US Democratic opponents, led by presidential candidate Joe Biden, have demanded that Republicans back off on replacing Ginsburg - who died last week - until after the November 3 election, when they'll know whether Trump is getting a second term.
Republicans are ignoring this, giving Trump, who has already replaced two other justices, a chance to tilt the nation's highest court to the right for decades to come, whether he beats Biden or not.
Speaking at a campaign rally in Moon Township, Pennsylvania, Trump said he would reveal his nominee at 5 pm (2100 GMT) on Saturday at the White House.
"We're going to pick a great woman," he said to chants of "Fill that seat!" from the crowd. "We have great support from the Republican Party."
Trump indicated he would hold off on announcing his choice until the end of the week out of respect for the memorial services for Ginsburg taking place in the capital.

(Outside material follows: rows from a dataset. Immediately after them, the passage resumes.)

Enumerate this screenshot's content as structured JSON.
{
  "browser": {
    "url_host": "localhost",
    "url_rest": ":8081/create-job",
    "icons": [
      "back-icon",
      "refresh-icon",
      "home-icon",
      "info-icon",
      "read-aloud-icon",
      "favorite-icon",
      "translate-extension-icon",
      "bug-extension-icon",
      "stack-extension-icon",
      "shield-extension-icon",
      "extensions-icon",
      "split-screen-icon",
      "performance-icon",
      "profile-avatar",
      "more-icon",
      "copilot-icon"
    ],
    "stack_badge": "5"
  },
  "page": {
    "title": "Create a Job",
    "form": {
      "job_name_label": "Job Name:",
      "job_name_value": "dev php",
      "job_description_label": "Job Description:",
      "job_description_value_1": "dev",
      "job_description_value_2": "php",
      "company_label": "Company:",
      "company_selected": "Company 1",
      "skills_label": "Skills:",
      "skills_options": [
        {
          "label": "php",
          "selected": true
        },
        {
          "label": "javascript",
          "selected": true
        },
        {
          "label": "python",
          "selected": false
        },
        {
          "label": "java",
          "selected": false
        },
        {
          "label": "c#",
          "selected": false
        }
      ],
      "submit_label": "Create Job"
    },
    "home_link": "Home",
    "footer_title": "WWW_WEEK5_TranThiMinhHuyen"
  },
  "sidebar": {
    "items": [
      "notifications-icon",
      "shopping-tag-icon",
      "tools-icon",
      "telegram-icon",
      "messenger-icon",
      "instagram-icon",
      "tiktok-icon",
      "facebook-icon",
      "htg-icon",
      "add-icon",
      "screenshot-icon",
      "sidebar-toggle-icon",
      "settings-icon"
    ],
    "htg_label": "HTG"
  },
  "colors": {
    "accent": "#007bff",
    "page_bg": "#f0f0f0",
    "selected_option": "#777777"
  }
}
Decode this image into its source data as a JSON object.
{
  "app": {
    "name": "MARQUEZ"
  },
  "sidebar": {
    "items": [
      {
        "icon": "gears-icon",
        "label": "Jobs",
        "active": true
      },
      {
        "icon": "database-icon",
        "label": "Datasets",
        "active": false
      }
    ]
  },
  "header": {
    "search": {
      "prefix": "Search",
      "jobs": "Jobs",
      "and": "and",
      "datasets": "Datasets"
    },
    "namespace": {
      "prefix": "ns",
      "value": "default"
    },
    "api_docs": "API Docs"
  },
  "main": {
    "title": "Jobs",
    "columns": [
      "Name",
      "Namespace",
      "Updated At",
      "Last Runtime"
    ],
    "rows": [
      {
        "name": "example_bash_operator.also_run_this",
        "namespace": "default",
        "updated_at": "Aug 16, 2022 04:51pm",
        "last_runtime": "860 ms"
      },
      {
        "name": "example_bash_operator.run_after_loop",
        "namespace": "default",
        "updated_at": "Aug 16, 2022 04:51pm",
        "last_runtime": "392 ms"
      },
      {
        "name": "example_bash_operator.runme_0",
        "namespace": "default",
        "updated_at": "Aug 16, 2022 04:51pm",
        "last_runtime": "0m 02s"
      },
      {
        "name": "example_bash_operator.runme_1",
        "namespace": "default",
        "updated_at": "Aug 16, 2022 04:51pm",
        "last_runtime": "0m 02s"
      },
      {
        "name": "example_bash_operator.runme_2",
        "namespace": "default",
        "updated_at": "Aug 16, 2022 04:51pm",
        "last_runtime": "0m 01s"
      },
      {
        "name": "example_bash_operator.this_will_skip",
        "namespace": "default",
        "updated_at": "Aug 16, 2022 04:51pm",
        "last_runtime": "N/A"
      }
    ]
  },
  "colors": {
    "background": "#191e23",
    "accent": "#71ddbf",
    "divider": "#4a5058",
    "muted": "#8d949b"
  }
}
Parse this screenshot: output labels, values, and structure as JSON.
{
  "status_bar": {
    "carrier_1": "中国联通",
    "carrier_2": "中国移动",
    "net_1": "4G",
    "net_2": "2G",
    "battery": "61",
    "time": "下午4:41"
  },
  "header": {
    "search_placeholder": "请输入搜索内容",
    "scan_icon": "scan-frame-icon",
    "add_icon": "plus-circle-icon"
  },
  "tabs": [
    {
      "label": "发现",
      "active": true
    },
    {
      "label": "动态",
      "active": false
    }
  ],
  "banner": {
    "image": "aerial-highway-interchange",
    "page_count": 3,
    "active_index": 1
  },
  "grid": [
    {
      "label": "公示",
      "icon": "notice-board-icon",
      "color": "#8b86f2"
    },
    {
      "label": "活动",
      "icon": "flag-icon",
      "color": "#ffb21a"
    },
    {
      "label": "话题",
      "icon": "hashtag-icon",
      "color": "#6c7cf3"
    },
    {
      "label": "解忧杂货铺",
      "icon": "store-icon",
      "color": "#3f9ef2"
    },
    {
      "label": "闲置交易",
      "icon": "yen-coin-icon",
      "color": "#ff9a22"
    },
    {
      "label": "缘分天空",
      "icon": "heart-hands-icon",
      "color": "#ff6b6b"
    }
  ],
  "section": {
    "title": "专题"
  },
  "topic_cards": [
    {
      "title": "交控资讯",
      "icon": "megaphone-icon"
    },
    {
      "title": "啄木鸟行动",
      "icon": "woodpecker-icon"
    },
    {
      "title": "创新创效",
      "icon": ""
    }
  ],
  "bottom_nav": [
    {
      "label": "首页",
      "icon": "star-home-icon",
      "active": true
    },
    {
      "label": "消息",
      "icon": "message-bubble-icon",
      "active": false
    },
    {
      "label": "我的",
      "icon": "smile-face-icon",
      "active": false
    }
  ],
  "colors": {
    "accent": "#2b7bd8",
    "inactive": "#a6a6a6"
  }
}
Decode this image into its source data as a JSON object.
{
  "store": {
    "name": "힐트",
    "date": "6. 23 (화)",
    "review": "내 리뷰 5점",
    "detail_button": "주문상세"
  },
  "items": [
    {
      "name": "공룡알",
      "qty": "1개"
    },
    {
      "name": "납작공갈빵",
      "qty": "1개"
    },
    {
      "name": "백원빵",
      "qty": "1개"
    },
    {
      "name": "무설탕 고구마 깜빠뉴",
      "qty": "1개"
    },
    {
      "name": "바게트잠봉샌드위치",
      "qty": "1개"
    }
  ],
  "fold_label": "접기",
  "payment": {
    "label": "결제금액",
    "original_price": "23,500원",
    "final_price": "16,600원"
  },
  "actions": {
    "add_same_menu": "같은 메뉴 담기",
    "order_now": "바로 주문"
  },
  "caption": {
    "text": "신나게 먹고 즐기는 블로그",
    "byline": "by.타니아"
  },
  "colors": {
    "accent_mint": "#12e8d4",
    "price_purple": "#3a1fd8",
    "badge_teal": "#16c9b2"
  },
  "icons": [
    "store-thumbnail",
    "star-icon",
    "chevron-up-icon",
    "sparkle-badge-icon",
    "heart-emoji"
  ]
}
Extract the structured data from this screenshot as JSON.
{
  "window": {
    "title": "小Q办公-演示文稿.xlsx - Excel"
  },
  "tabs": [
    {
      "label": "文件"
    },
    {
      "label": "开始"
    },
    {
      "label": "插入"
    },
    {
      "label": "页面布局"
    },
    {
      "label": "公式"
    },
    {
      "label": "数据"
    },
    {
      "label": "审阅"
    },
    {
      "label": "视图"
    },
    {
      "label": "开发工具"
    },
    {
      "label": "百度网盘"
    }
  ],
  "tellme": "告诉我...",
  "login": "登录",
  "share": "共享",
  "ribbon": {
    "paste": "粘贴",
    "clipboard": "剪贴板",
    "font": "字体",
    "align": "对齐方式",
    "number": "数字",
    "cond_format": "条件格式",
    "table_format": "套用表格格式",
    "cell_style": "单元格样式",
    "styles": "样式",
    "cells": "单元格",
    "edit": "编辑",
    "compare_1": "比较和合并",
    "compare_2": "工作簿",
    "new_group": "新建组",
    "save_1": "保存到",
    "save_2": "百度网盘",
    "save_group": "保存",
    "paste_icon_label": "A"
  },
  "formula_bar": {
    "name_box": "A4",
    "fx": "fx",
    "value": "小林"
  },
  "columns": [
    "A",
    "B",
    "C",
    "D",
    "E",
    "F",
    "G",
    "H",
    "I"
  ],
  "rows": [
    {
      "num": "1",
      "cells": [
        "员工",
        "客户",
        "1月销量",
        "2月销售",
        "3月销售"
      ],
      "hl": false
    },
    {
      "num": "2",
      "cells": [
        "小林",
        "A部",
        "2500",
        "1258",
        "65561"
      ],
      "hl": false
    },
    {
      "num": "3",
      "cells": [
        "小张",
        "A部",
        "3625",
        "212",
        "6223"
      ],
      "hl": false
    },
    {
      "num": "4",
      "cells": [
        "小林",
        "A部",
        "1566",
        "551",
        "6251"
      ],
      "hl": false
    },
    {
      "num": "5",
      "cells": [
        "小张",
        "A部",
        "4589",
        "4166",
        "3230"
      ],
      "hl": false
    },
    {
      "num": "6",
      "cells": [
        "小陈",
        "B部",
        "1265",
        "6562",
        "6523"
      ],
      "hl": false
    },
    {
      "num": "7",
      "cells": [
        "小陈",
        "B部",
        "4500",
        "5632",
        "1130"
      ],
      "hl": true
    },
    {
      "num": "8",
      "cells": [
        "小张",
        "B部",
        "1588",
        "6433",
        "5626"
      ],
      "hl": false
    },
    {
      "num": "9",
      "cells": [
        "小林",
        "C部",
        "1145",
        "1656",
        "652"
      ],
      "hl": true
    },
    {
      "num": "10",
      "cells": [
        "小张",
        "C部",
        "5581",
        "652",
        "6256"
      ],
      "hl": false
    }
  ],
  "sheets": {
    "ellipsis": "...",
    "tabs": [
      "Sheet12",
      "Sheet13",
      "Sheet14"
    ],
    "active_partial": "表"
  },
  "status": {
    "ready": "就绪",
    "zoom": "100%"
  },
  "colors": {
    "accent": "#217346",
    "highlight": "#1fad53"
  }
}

He has pledged to choose a woman for the lifetime post.
Leaders of the Republican majority in the Senate, which is tasked with confirming court nominees, said they have enough support to hold a vote on the nomination either before the election or at worst during the "lame-duck" session between the election and the inauguration of the next president in January.
"We will certainly do that this year," Republican Senate leader Mitch McConnell said.
Although two Republican senators said they believed the upper chamber of Congress should not vote at all before the election, the party's 53-47 majority is still just big enough to go ahead.
One of the other key potential Republican holdouts, frequent Trump critic Mitt Romney, said Tuesday he would move ahead with the process.
"If the nominee reaches the Senate floor, I intend to vote based upon their qualifications," Romney said.
Trump welcomed what he called a "very positive statement" by Romney, who was the only Republican senator to vote for impeaching the president.
Democrats argue that any Senate vote should be delayed until after the election has made clear who will lead the country from 2021.